Seventy Five years of glorious journey brought moments of pride but it was filled with moments of conflict and defeats too. The wars India won against Pakistan are stories of valour for the upcoming generations. But the defeat at the hands of China equally gave us a subject to ponder. While Chernobyl, Hiroshima and Nagasaki evoked emotions of restraint, we did not hesitate to shield the country with nuclear arms. Emergency’s darkness thickened upon the country and its wrath unforgivably pressed it hard in jails and detentions. India’s tenacity was herculean that we could successfully navigate the country against a regime in its quest for relentless power and political immunity. We were not hesitant to shed tears at the brutal assassinations of our Prime Ministers but never failed to learn from them, we continued to strengthen our security apparatus.
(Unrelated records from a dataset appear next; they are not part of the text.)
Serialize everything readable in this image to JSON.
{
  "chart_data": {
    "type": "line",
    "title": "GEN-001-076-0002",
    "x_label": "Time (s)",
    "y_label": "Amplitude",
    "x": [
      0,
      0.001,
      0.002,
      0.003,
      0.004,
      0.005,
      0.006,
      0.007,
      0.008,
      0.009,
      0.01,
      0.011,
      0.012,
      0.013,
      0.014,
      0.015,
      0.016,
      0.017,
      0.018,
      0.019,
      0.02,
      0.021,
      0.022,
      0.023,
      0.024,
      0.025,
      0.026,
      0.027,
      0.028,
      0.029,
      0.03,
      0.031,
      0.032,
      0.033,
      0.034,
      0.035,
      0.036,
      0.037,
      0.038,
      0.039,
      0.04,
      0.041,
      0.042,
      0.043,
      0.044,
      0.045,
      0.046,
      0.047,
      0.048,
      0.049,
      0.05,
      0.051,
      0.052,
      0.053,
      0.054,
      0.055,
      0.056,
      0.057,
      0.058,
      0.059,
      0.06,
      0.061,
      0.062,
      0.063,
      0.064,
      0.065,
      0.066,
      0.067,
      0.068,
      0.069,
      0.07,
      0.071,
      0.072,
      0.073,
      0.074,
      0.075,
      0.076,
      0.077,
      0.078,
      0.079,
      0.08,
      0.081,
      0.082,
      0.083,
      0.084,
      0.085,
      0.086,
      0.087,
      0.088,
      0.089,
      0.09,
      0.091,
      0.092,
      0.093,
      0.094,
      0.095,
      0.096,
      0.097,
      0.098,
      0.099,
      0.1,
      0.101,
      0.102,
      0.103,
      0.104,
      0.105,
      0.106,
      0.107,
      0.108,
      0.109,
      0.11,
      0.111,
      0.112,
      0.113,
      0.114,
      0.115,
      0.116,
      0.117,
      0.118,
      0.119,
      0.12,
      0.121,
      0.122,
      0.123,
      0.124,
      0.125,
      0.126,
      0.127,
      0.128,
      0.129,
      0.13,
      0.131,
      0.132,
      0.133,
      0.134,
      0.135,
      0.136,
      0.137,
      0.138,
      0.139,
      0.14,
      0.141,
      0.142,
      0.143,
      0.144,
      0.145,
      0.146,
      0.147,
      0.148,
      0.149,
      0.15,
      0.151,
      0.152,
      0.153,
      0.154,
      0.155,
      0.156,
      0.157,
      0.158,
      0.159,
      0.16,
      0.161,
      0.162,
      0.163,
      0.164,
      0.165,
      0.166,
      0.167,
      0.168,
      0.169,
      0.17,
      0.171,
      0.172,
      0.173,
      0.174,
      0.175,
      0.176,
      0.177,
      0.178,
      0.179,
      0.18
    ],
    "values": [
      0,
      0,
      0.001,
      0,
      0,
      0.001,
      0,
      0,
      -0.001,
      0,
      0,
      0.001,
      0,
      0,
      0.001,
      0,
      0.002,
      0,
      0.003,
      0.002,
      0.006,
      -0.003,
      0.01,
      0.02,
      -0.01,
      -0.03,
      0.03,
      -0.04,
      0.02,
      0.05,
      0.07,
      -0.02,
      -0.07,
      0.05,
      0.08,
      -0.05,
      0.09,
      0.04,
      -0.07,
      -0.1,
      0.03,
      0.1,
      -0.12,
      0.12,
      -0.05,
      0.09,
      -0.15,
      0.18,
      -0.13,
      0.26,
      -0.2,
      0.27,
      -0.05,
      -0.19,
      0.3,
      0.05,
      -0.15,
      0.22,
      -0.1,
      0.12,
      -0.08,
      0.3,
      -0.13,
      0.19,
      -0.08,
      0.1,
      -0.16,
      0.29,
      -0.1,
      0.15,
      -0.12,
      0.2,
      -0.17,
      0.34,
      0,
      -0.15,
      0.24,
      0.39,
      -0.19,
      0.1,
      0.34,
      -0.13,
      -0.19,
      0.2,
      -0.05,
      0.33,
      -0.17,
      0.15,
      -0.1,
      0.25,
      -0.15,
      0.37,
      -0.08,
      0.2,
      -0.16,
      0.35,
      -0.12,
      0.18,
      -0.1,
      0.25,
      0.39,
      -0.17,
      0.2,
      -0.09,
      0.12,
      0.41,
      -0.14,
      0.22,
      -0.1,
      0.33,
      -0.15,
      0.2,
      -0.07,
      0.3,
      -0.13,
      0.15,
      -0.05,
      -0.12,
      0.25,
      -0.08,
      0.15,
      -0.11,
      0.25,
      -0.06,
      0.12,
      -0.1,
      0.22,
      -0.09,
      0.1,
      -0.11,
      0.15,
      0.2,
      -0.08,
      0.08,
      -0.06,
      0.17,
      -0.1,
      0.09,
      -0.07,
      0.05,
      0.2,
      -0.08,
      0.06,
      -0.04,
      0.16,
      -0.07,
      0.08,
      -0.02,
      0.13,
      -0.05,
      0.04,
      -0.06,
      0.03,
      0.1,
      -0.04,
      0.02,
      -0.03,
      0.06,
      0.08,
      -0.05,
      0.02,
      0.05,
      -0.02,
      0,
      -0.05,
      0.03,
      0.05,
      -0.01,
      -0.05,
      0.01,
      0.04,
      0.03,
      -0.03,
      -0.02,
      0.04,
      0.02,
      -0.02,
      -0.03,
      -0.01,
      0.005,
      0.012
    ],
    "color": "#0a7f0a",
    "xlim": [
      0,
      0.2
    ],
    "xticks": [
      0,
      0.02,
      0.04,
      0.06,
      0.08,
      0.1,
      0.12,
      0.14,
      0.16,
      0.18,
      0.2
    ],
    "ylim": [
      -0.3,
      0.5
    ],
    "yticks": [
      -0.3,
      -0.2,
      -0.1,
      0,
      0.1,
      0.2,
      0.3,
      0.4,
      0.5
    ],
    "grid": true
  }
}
India witnessed agitations fuelled by democratic aspirations against the ruling regimes but was consciously holding the ethos of democracy and the values enshrined in the constitution. Riots small and big have occasionally brought blot on independent India’s history and the scars engraved by the rage of mob fury obviously went deeper. A regime change in India since 2014 was a result of an aspirational shift by the Indian voters from a system of institutionalised corruption. All sectors of social life in the country received indomitable challenges but considerable moves in the direction of reforms followed. India, towards its centenary is an aspirational India and its quest is to accomplish big things and the Amrit Kaal will be a period of an aspirational India’s rise to greater global significance.